Professor Jian Yin, the principal investigator, emphasized the clinical significance of these results: "Telitacicept demonstrated rapid and significant clinical improvement in the phase 3 trial, and was well tolerated. Its dual-targeting mechanism not only inhibits abnormal B cells and plasma cells thoroughly and reduces the level of pathogenic antibodies, but also effectively slows down disease progression in the long term, and reduces steroid dosage as symptoms improve, providing a more precise, efficient, persistent, and safer option for gMG treatment."
Addressing a Significant Unmet Need
Generalized myasthenia gravis represents a substantial global health burden, affecting approximately 1.2 million patients worldwide, including about 220,000 in China. The autoimmune disease causes neuromuscular junction transmission disorders, leading to muscle weakness, fatigue, and potentially life-threatening complications.

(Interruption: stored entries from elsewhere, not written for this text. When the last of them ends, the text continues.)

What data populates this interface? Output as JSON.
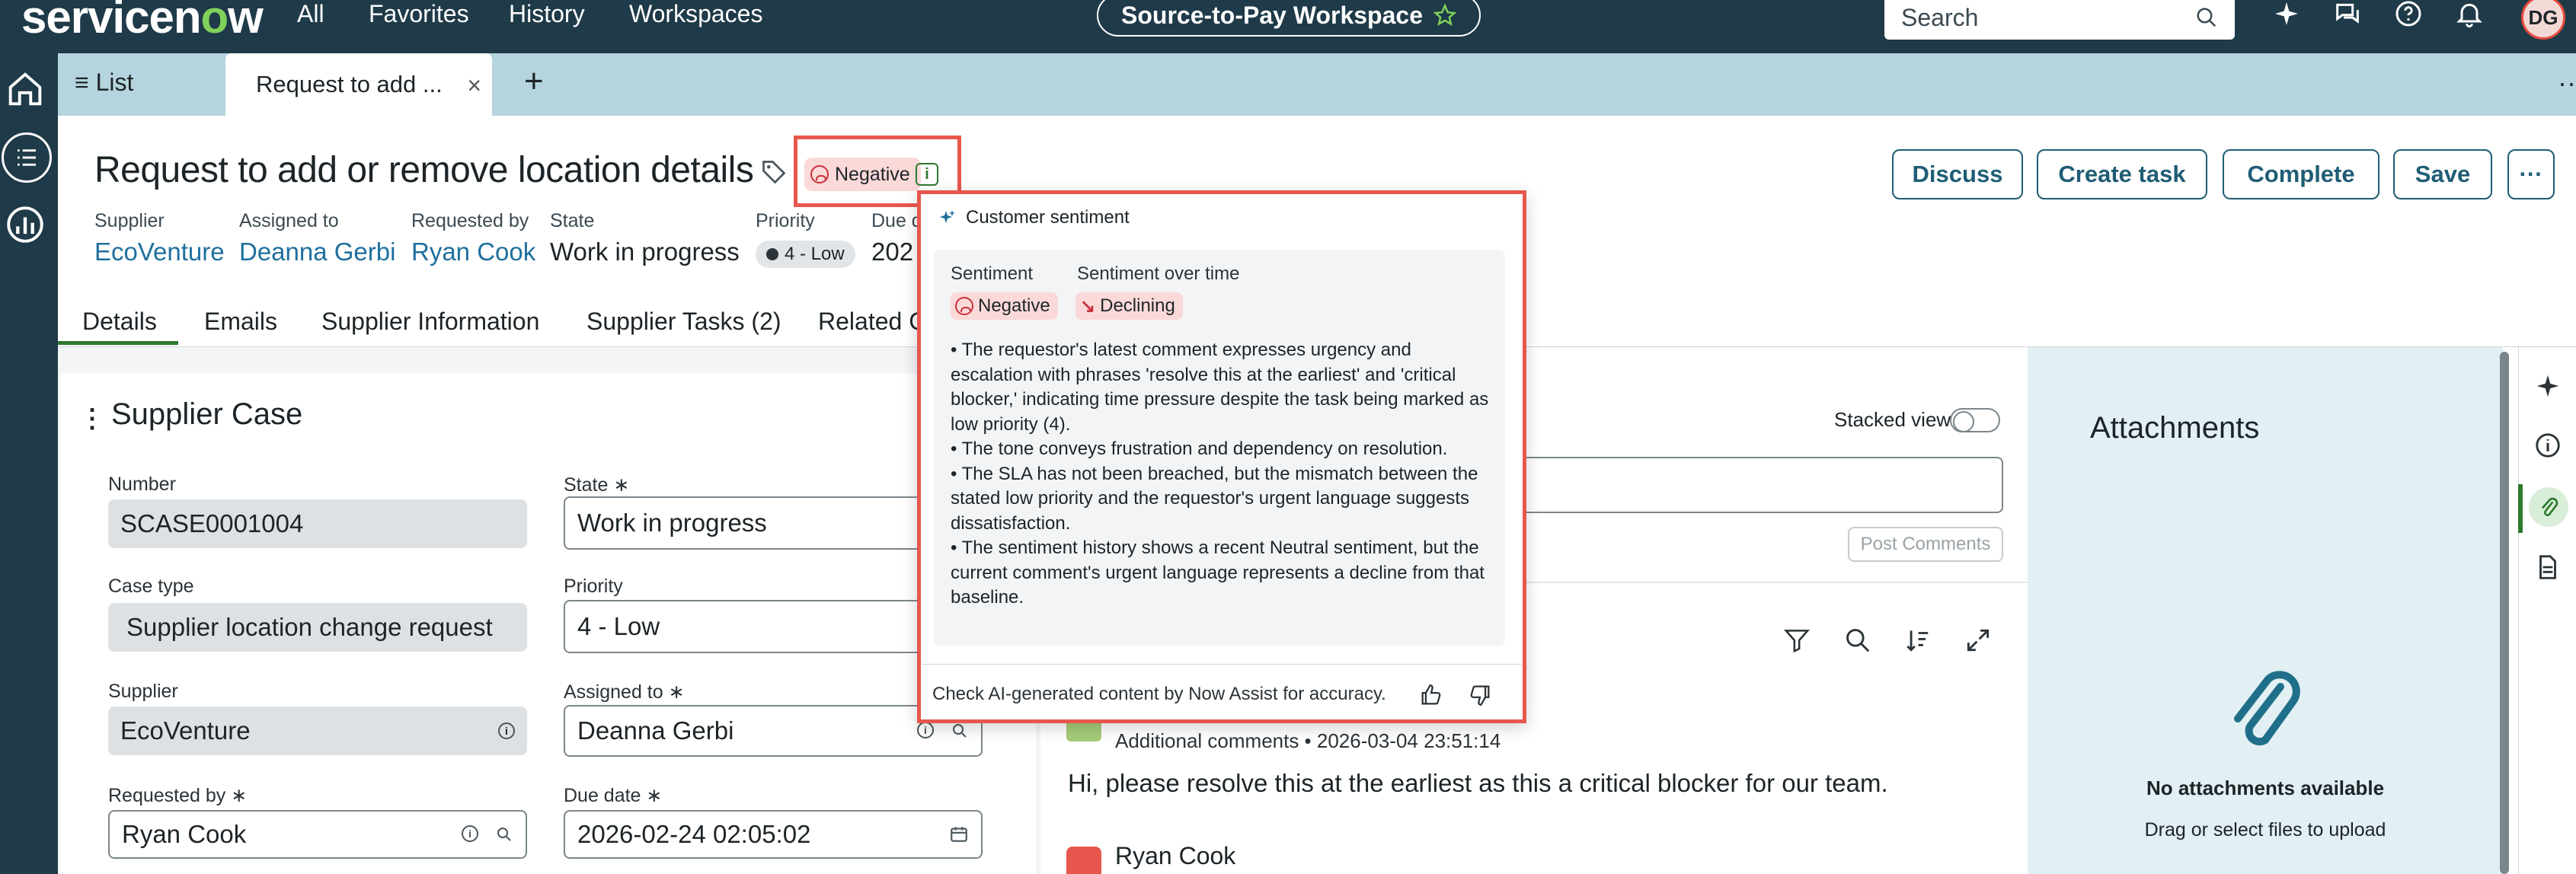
{
  "brand": {
    "pre": "servicen",
    "o": "o",
    "post": "w"
  },
  "nav": {
    "all": "All",
    "favorites": "Favorites",
    "history": "History",
    "workspaces": "Workspaces"
  },
  "workspace_pill": "Source-to-Pay Workspace",
  "search": {
    "label": "Search"
  },
  "user_initials": "DG",
  "tabs": {
    "list": "List",
    "active": "Request to add ...",
    "close": "×",
    "plus": "+"
  },
  "record": {
    "title": "Request to add or remove location details",
    "sentiment_badge": "Negative",
    "buttons": {
      "discuss": "Discuss",
      "create_task": "Create task",
      "complete": "Complete",
      "save": "Save",
      "more": "···"
    },
    "meta": [
      {
        "label": "Supplier",
        "value": "EcoVenture"
      },
      {
        "label": "Assigned to",
        "value": "Deanna Gerbi"
      },
      {
        "label": "Requested by",
        "value": "Ryan Cook"
      },
      {
        "label": "State",
        "value": "Work in progress"
      },
      {
        "label": "Priority",
        "value": "4 - Low"
      },
      {
        "label": "Due d",
        "value": "202"
      }
    ]
  },
  "detail_tabs": [
    "Details",
    "Emails",
    "Supplier Information",
    "Supplier Tasks (2)",
    "Related C"
  ],
  "form": {
    "title": "Supplier Case",
    "number": {
      "label": "Number",
      "value": "SCASE0001004"
    },
    "state": {
      "label": "State ∗",
      "value": "Work in progress"
    },
    "case_type": {
      "label": "Case type",
      "value": "Supplier location change request"
    },
    "priority": {
      "label": "Priority",
      "value": "4 - Low"
    },
    "supplier": {
      "label": "Supplier",
      "value": "EcoVenture"
    },
    "assigned_to": {
      "label": "Assigned to ∗",
      "value": "Deanna Gerbi"
    },
    "requested_by": {
      "label": "Requested by ∗",
      "value": "Ryan Cook"
    },
    "due_date": {
      "label": "Due date ∗",
      "value": "2026-02-24 02:05:02"
    }
  },
  "activity": {
    "stacked_view": "Stacked view",
    "post_comments": "Post Comments",
    "entry_meta": "Additional comments • 2026-03-04 23:51:14",
    "entry_text": "Hi, please resolve this at the earliest as this a critical blocker for our team.",
    "next_author": "Ryan Cook"
  },
  "attachments": {
    "title": "Attachments",
    "empty": "No attachments available",
    "hint": "Drag or select files to upload"
  },
  "sentiment_popover": {
    "title": "Customer sentiment",
    "col1_label": "Sentiment",
    "col2_label": "Sentiment over time",
    "sentiment": "Negative",
    "trend": "Declining",
    "bullets": [
      "• The requestor's latest comment expresses urgency and escalation with phrases 'resolve this at the earliest' and 'critical blocker,' indicating time pressure despite the task being marked as low priority (4).",
      "• The tone conveys frustration and dependency on resolution.",
      "• The SLA has not been breached, but the mismatch between the stated low priority and the requestor's urgent language suggests dissatisfaction.",
      "• The sentiment history shows a recent Neutral sentiment, but the current comment's urgent language represents a decline from that baseline."
    ],
    "footer": "Check AI-generated content by Now Assist for accuracy."
  },
  "colors": {
    "nav_bg": "#1f3a48",
    "tab_bar": "#b5d4dd",
    "accent_green": "#2d7a2d",
    "link_blue": "#1f6f9d",
    "negative_bg": "#fbd9d9",
    "highlight_red": "#e8574d"
  }
}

Current treatment options often provide inadequate symptom control or carry significant side effects, creating a substantial unmet medical need. More than 85% of myasthenia gravis patients progress to the generalized form within 24 months of disease onset.
Dr. Jianmin Fang, CEO of RemeGen, highlighted the significance of these findings: "The phase 3 data of Telitacicept for MG is clinically meaningful. There is a large unmet medical need in MG because the disease presents significant threat to patients' health and life-span. This breakthrough means that we have a new, effective treatment for MG as Telitacicept can significantly improve patients' symptoms and bring long term benefits to MG patients."
Regulatory and Global Development Strategy
The Biologics License Application (BLA) for Telitacicept in gMG has already been accepted by China's Center for Drug Evaluation (CDE), with approval anticipated in the second quarter of 2025.
Simultaneously, RemeGen is advancing a global multicenter Phase 3 trial of Telitacicept for gMG, with enrollment expected to complete by late 2025 or early 2026. The company has prioritized this indication by sidelining two other global Phase 3 trials with the molecule, underscoring the strategic importance of this therapeutic area.
If approved, Telitacicept would represent a significant advancement in neuroimmunology and potentially establish a new standard of care for patients with generalized myasthenia gravis worldwide.